This AI Hunts Poachers | TechNewsSoft.com
Every year, poachers kill about 27,000 African elephants – a staggering 8% of the population. If current trends continue, these beautiful animals could disappear within a decade.
Predictive Patrols: Computer scientist Fei Fang in Carnegie Mellon shows a tiger trap found in a wildlife preserve in northeastern China. Fang and Milind Tambe of the University of Southern California have developed a machine learning algorithm to predict where poachers are most active.
For the PAWS team, field trials have highlighted an important reality of maintaining order in wilderness: the world is not flat. When the team started working in Malaysia, says Fang, they did not take into account the densely forested mountainous terrain. “In our first model, we took a map, divided the entire area into grid cells, plotted a line on the grid and said,” Patrols, please follow this line, “she recalls. . “We had Skype calls with them, and they said,” No, no, no, it’s not going to work. “We did not understand.”

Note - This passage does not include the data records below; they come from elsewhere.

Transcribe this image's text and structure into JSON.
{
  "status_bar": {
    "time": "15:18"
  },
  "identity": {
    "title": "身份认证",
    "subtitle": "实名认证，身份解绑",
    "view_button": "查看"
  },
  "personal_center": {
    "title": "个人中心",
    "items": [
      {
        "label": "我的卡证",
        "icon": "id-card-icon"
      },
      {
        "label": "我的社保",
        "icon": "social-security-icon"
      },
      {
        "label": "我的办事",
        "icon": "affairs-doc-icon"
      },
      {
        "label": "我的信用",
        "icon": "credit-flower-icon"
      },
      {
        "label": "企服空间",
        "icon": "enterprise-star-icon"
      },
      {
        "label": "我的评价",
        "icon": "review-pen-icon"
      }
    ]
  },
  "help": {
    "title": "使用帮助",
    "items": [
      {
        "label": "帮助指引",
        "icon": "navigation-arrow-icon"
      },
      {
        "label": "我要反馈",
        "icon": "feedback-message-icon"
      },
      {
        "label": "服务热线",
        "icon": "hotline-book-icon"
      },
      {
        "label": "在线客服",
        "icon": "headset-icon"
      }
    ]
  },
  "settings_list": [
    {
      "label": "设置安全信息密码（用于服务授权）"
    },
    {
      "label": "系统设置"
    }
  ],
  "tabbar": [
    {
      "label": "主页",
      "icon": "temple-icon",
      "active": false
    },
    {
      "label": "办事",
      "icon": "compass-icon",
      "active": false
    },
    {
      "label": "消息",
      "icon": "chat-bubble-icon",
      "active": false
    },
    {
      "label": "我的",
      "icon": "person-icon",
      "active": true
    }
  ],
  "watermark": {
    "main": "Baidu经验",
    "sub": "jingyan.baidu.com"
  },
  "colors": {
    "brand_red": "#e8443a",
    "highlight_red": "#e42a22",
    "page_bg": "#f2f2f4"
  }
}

This is only when the PAWS team visited the Malaysian reserve that they got it. “We walked with the rangers, and it took us about eight hours to do a few kilometers,” says Fang. A further refinement of PAWS takes into account geographical features that are easy to walk, such as ridges, riverbeds, and old forest trails. “We built a virtual map for the conservation area and then traced the routes according to the map.” Patrollers following the new roads found “all kinds of signs of animal and human activity,” says Fang.

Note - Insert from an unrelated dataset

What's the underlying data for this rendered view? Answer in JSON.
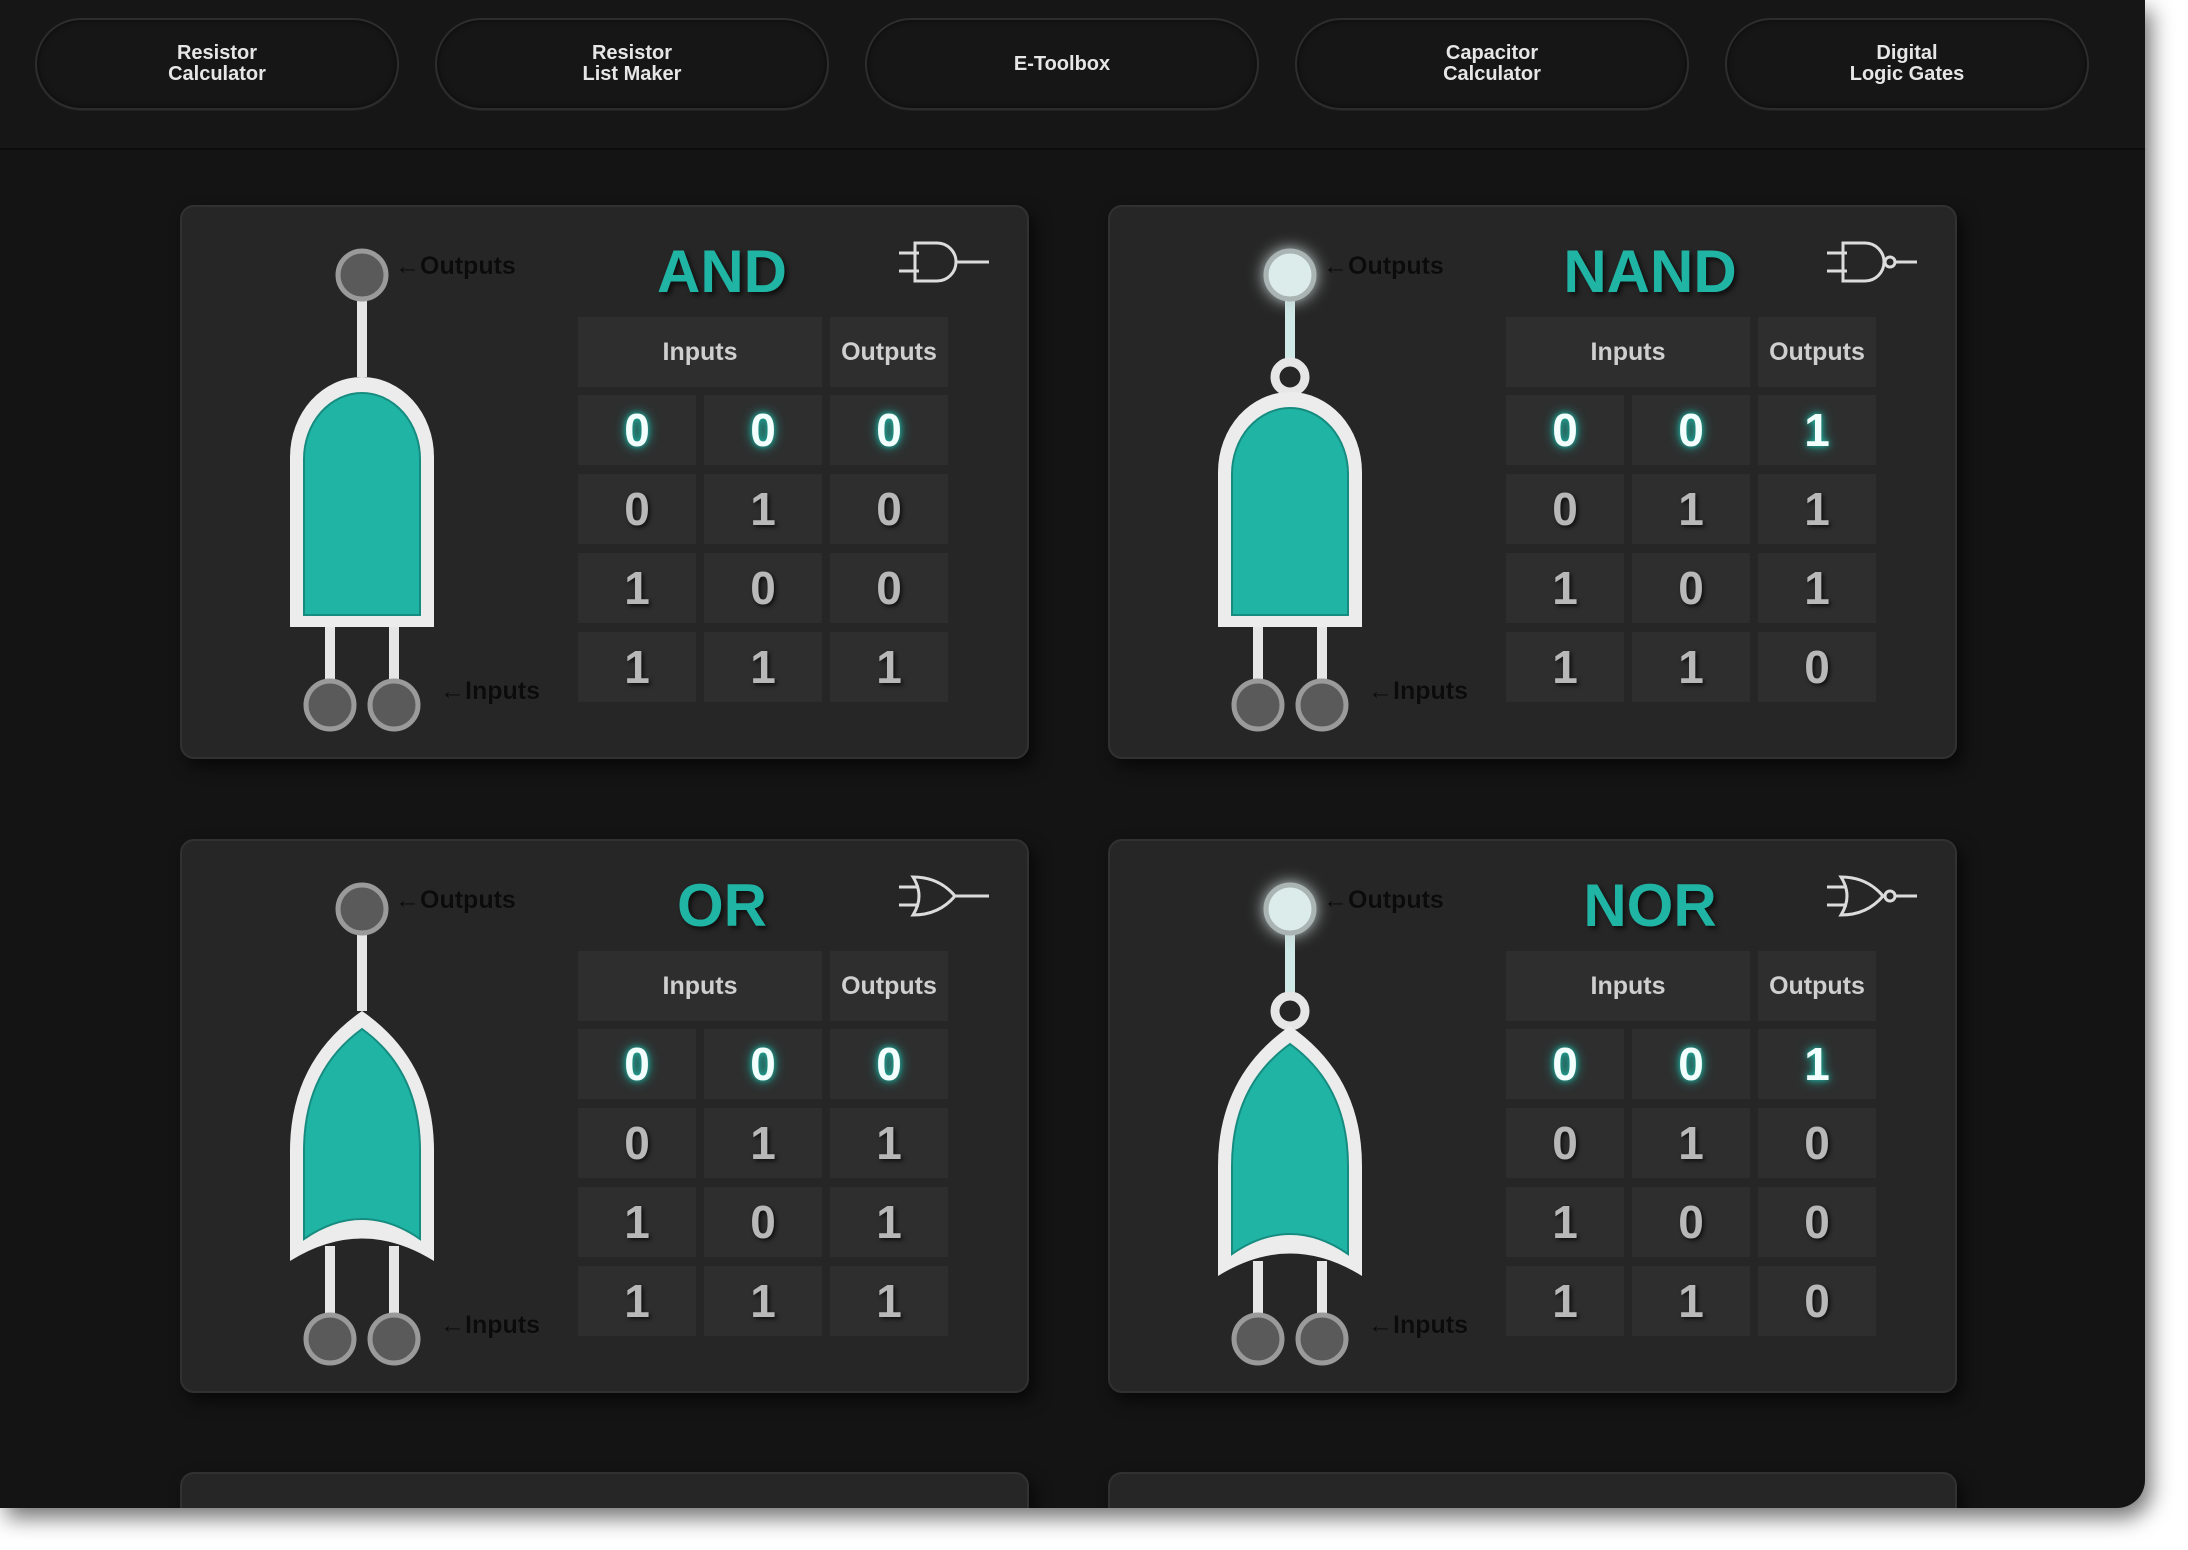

At the time of going to press, Fang was in the middle of a three-month field trial of PAWS in northeastern China with the World Wildlife Fund, where the most pet worrying is the Siberian tiger. Fang says that one improvement they are working on is helping the rangers make decisions on patrol. “They can see footprints and tree marks, which indicate the direction that the poachers are heading,” she says. “And they must decide, Should I hunt poachers, what is the best strategy for changing plans if they see new information?”
Tambe and Fang also collaborate with a wildlife conservation service called Air Shepherd that uses drones equipped with infrared cameras to search for poachers at night. Their AI-based video analytics system automates what is otherwise a tedious and challenging task for humans: reviewing hours and hours of black-and-white grainy sequences and alerting rangers when Illegal activity is detected.
The next step for PAWS is to make it available to other NGOs, ideally by incorporating the algorithm into existing tools, such as Cybertracker and the SMART system. “We will probably never stop poaching completely,” Plumptre says. “But we can lower it to a lower level, so people do not decline.”
The AI is generally applied to the problems of modern technology, notes Tambe, but this work is different. “We use AI to save the natural world – these beautiful landscapes and animals that we hope will not go away,” he says. “These are important treasures.”